Plain sailing may not lie ahead
By Alan Deans, New York
Now that Alan Greenspan has taken the uncertainty about interest rate increases out of US financial markets, plenty of investors seem happy. Long bonds dipped last week back below 6 per cent, and the Dow Jones Industrial Average closed at 10,855.6 points to gain 3.5 per cent for the week. The Nasdaq market piled on a heady 4.7 per cent.
Everything seems to be back in its place. Or is it?
The proponents for a northern summer rally in stocks point to rosy earnings-growth expectations to justify further gains on Wall Street - already up 18.2 per cent for the year, more than for all of 1998. The cautious point to the chance of more than one rate rise this year, bond yields remaining around current levels and selected sectors of the market continuing to do badly.
A consensus view might say, therefore, that while the weather is conducive, plain sailing might not lie ahead.
Goldman Sachs's Neil Williams says that bond yields are unlikely to rise further given the outlook that inflation remains under control. "The valuation threat to stocks from rising interest rates should abate," he says. But he notes stocks have gained so much since the northern autumn slump that he recommends a bias towards bonds.
Plenty of fund managers have been buying bonds lately, taking the surge through 6 per cent as the key to indicate that that was where fair value lay. But will they continue to buy now that yields have slipped quickly?
Morgan Stanley Dean Witter's Peter Canelo says bonds have simply returned to a more appropriate trading range, one that prevailed before last year's debt and hedge fund crises erupted. "Of course, bond yields could go higher if we are facing an open-ended acceleration in the rate of inflation." But Mr Canelo does not believe pricing is about to get out of hand. Supporting his view, he cites a strong US dollar, low rates of capacity utilisation, moderate wage growth, strong productivity and low industrial commodity prices.
But Mr Canelo does note that "the ability of an overvalued stockmarket to withstand increases in long and short-term interest rates ultimately rests upon the strength and direction of earnings growth". Here, there continues to be bright prospects.
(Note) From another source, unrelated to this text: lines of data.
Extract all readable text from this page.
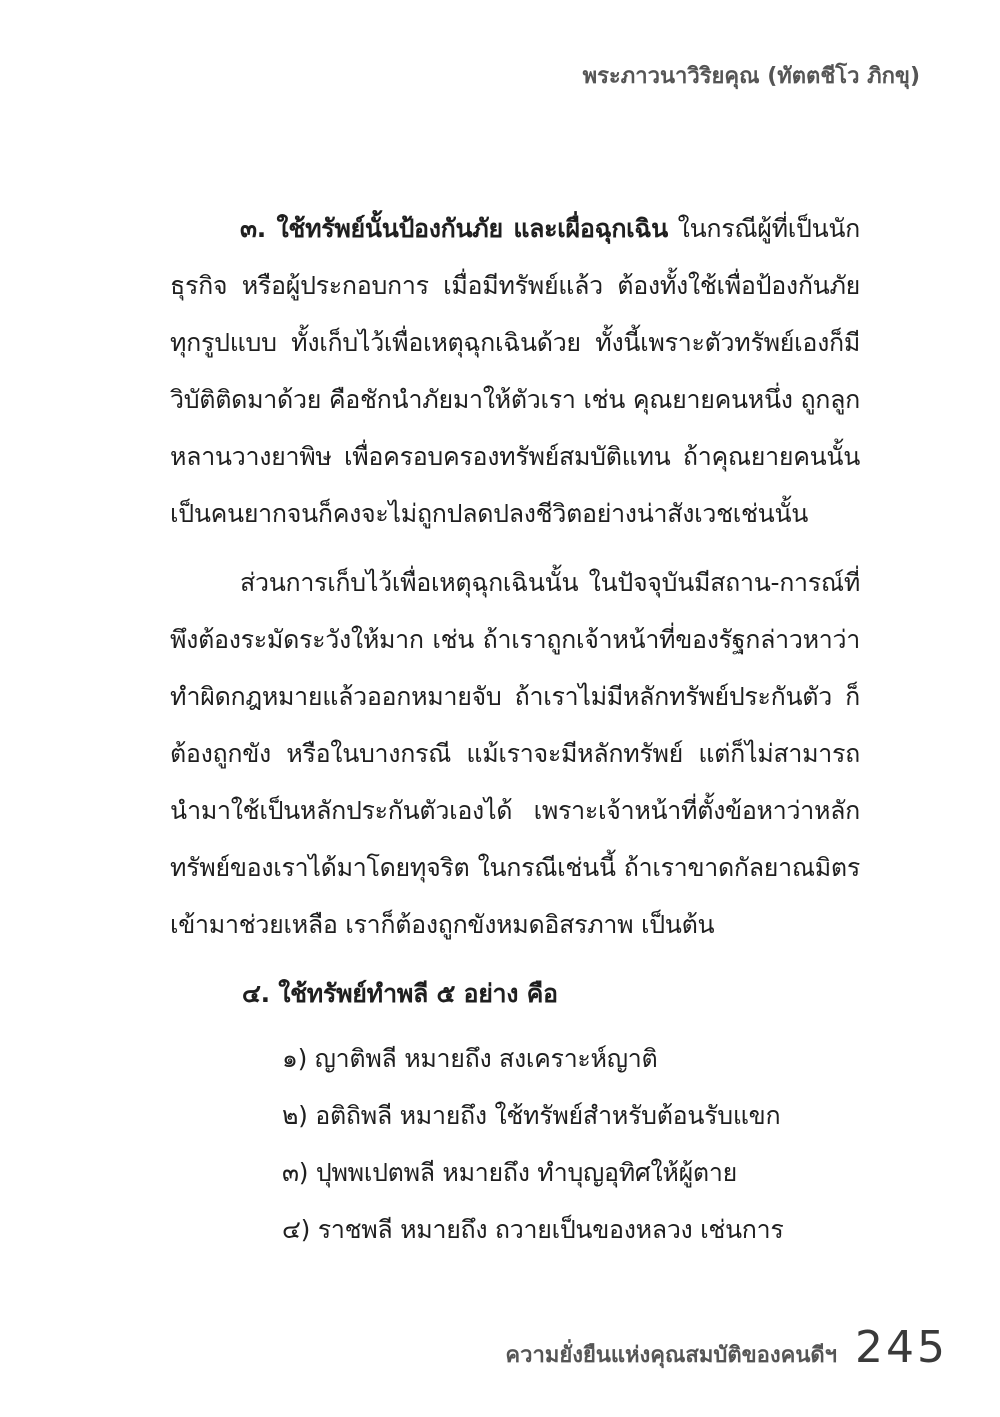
พระภาวนาวิริยคุณ (ทัตตชีโว ภิกขุ)

๓. ใช้ทรัพย์นั้นป้องกันภัย และเผื่อฉุกเฉิน ในกรณีผู้ที่เป็นนักธุรกิจ หรือผู้ประกอบการ เมื่อมีทรัพย์แล้ว ต้องทั้งใช้เพื่อป้องกันภัยทุกรูปแบบ ทั้งเก็บไว้เพื่อเหตุฉุกเฉินด้วย ทั้งนี้เพราะตัวทรัพย์เองก็มีวิบัติติดมาด้วย คือชักนำภัยมาให้ตัวเรา เช่น คุณยายคนหนึ่ง ถูกลูกหลานวางยาพิษ เพื่อครอบครองทรัพย์สมบัติแทน ถ้าคุณยายคนนั้นเป็นคนยากจนก็คงจะไม่ถูกปลดปลงชีวิตอย่างน่าสังเวชเช่นนั้น

ส่วนการเก็บไว้เพื่อเหตุฉุกเฉินนั้น ในปัจจุบันมีสถาน-การณ์ที่พึงต้องระมัดระวังให้มาก เช่น ถ้าเราถูกเจ้าหน้าที่ของรัฐกล่าวหาว่าทำผิดกฎหมายแล้วออกหมายจับ ถ้าเราไม่มีหลักทรัพย์ประกันตัว ก็ต้องถูกขัง หรือในบางกรณี แม้เราจะมีหลักทรัพย์ แต่ก็ไม่สามารถนำมาใช้เป็นหลักประกันตัวเองได้ เพราะเจ้าหน้าที่ตั้งข้อหาว่าหลักทรัพย์ของเราได้มาโดยทุจริต ในกรณีเช่นนี้ ถ้าเราขาดกัลยาณมิตรเข้ามาช่วยเหลือ เราก็ต้องถูกขังหมดอิสรภาพ เป็นต้น

๔. ใช้ทรัพย์ทำพลี ๕ อย่าง คือ
๑) ญาติพลี หมายถึง สงเคราะห์ญาติ
๒) อติถิพลี หมายถึง ใช้ทรัพย์สำหรับต้อนรับแขก
๓) ปุพพเปตพลี หมายถึง ทำบุญอุทิศให้ผู้ตาย
๔) ราชพลี หมายถึง ถวายเป็นของหลวง เช่นการ
ความยั่งยืนแห่งคุณสมบัติของคนดีฯ 245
Boston research group First Call says that the 10.5 per cent profit growth shown by S&P 500 companies in the first quarter should be followed by around 15 per cent in the second quarter. "Leading the way again will be technology," according to director of research Chuck Hill. "Although technology sector estimates have been reduced somewhat over recent months, the outlook is for growth of 39 per cent, almost as much as the 42 per cent in [the first quarter]." Leading technical analyst Ralph Acampora, of Prudential Securities, does not believe the way is yet clear for smooth waters. "Is the correction over? My answer is no!"
He says the market is not oversold enough to suggest that the worst is behind investors, adding that sentiment is still too optimistic and that trading volumes have been too light. Mr Acampora's suggestion is for people to overweight cyclical stocks as he believes they are "on the verge of a multi-year race to outperform the market".
And what of the recently high-flying internet sector?
Liquidity Trim Tabs's Charles Biderman notes that many individual traders are being wiped out by margin calls. He says that while leaders such as America Online, Schwab, Yahoo!, amazon and Priceline have fallen by about 50 per cent from their peaks, this might be only the start of the end game. He believes internet stocks could drop at least another 50 per cent from these levels.